Study WP5.5 Cloud and Aerosol Analysis
Description
This Study is led by Angela Benedetti and Kirsti Salonen from ECMWF. Additional contributors to this Study are Axel Lauer from DLR and Jeronimo Escribano from BSC.
The main CCI ECVs used in this Study are Aerosol, Cloud, Soil Moisture, and Water Vapour.
It is estimated that this Study will run from September 2023 to August 2024.
The Study comprises of three parts. The first part is undertaking dust aerosol analysis with the BSC system (Jeronimo Escribano, BSC). This would involve constraining global dust aerosol simulations from the BSC MONARCH model with CCI data to produce dust analyses during the extraordinary event of June 2020. The second part is to undertake Cloud / Aerosol analysis with the ECMWF system (Angela Benedetti and Kirsti Salonen, ECMWF). This would involve joint assimilation of Aerosol and Cloud ECVs in the ECMWF IFS during June 2020 and September 2021 with the IFS 4DVar scheme in CAMS configuration. The third part is to undertake the Cloud and Aerosol analysis validation Study (Angela Benedetti and Kirsti Salonen, ECMWF; Axel Lauer, DLR; and Jeronimo Escribano, BSC) involving evaluation using the ESMValTool and internal tools at BSC/ECMWF.

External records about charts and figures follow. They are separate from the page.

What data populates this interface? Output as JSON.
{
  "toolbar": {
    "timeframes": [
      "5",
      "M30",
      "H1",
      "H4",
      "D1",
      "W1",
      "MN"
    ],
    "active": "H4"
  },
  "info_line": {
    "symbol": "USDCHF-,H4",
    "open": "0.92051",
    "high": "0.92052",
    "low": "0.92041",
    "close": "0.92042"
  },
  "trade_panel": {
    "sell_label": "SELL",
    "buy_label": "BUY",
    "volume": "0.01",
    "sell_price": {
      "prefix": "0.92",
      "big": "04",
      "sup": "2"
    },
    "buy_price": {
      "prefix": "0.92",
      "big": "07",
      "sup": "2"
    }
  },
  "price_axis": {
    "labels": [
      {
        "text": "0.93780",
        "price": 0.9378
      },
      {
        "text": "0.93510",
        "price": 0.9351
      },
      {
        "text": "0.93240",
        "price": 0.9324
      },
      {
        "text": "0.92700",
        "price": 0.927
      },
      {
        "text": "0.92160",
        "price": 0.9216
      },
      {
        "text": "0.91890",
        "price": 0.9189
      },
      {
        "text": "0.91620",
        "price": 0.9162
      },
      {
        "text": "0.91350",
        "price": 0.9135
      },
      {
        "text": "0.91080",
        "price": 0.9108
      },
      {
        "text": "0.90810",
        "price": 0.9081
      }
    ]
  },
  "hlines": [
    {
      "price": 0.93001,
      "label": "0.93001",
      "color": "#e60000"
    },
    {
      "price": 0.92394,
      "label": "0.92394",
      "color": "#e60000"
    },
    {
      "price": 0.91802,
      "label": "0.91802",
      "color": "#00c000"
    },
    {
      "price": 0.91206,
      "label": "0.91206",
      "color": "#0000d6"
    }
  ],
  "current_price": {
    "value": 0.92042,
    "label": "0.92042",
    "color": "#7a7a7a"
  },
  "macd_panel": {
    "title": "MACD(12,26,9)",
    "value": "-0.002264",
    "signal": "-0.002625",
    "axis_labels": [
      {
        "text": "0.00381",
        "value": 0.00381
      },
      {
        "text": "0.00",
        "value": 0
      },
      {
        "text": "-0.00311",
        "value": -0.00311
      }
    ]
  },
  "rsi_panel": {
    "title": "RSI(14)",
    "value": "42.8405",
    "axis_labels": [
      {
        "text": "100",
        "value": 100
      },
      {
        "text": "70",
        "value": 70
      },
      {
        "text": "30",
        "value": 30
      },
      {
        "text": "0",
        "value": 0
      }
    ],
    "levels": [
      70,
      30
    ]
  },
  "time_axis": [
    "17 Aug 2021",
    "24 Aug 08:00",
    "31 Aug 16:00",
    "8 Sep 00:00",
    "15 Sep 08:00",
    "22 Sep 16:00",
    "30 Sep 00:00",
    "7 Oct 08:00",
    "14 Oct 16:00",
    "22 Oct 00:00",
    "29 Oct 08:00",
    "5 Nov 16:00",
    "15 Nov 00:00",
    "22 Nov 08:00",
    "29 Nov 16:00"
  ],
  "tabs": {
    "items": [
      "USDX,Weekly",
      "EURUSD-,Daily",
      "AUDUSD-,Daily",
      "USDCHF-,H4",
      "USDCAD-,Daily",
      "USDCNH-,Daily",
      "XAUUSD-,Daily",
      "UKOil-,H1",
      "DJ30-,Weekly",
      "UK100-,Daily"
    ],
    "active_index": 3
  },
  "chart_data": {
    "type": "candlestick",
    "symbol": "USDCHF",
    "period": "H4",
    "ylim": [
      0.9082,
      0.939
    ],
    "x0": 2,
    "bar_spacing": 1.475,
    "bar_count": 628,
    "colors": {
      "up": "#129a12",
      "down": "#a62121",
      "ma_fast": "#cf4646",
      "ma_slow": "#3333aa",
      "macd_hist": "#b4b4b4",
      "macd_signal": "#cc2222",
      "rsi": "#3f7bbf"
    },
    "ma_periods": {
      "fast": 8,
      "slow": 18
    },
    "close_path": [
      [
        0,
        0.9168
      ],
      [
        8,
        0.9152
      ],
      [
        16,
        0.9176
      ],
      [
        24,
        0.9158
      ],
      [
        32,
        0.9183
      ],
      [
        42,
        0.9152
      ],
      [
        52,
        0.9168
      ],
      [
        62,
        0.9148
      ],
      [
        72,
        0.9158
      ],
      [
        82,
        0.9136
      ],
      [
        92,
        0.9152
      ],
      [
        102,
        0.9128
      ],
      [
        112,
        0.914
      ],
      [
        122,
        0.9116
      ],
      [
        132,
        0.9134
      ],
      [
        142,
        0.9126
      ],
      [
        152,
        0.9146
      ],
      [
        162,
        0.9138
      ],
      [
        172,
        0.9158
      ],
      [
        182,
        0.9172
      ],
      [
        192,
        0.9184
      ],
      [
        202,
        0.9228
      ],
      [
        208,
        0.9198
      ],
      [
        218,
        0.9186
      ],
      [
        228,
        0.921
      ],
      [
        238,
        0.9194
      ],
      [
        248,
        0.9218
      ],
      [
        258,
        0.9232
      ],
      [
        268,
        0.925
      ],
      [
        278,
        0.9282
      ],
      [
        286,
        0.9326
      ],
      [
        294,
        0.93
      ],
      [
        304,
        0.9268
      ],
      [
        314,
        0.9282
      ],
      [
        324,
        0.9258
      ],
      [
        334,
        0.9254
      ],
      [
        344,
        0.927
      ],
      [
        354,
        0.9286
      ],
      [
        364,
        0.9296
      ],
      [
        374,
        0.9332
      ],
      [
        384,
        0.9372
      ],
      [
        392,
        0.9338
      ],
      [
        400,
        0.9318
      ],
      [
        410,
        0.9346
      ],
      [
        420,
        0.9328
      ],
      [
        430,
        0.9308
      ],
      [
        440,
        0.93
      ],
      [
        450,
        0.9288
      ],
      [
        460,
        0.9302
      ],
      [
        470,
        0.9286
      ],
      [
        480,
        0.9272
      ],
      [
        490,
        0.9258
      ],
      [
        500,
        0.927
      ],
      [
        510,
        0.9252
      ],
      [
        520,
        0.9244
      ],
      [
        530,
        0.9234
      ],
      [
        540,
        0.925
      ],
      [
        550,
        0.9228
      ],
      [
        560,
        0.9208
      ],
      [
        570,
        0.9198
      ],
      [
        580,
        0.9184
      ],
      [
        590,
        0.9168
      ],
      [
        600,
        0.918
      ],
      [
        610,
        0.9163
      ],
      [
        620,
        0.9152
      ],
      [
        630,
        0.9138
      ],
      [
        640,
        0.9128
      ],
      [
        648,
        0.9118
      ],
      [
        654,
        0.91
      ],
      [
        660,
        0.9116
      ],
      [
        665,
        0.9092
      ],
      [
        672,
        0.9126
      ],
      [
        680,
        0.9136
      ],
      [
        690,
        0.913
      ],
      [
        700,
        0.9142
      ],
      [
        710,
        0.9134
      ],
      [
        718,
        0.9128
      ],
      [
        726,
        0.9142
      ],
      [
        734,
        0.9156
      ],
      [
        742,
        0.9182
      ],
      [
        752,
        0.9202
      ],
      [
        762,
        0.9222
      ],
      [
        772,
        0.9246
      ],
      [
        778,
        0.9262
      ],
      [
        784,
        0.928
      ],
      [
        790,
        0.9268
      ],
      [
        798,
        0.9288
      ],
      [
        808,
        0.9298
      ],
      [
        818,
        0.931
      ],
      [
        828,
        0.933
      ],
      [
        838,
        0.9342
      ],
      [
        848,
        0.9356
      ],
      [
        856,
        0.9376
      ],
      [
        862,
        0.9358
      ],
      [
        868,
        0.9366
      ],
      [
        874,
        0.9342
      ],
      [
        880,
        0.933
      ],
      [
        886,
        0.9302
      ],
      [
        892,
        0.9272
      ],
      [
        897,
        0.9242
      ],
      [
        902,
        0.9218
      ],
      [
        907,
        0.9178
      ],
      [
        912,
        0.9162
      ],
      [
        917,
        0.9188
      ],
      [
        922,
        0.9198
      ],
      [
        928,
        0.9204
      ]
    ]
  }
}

Results and conclusions (July 2024)
Data sets for aerosol optical depth (AOD) and cloud optical depth (COD) from Sea and Land Surface Temperature Radiometer (SLSTR) have been evaluated and tested for assimilation in the ECMWF 4DVar system. While AOD observations from other instruments are operationally used in the Copernicus Atmosphere Monitoring Service (CAMS) configuration, CODs are a new source of information and provide an interesting avenue for assimilation of cloud information into the system. Figure 1 (below) shows observation minus model background (OmB) mean difference from a passive monitoring experiment for CODs. The statistics indicate positive mean difference over regions where there is typically persistent marine stratus. Negative mean difference on the other hand is seen in the inter-tropical convergence zone. The results are in line with similar monitoring done for Ocean and Land Colour Instrument (OLCI) reflectances, indicating that the mean differences would originate from the lack of stratiform clouds in the model rather than an observational or retrieval problem. Monitoring of the CCI SLSTR AOD observations indicates good and homogeneous data quality over sea, except the regions where bias related to desert dust is present.
Impact studies have been performed in depleted observing system framework to emphasise the impact originating from the new data sources. The baseline experiment includes assimilation of conventional and gps observations and the AODs and CODs are added on top of the baseline experiment. Assimilation of the CCI AODs generally decreases the magnitude of the modified normalised mean bias as well as the fractional gross error with respect to independent AERONET AOD data. Experimenting with CODs indicates that strict quality screening of the observations is required and even so, some degradation is seen especially in the short range temperature forecasts as verified using independent observations. The final experimentation with joint use of AODs and CODs is currently ongoing.
Figure 1: Observation minus model background mean difference for SLSTR COD observations, the covered period is September 2021.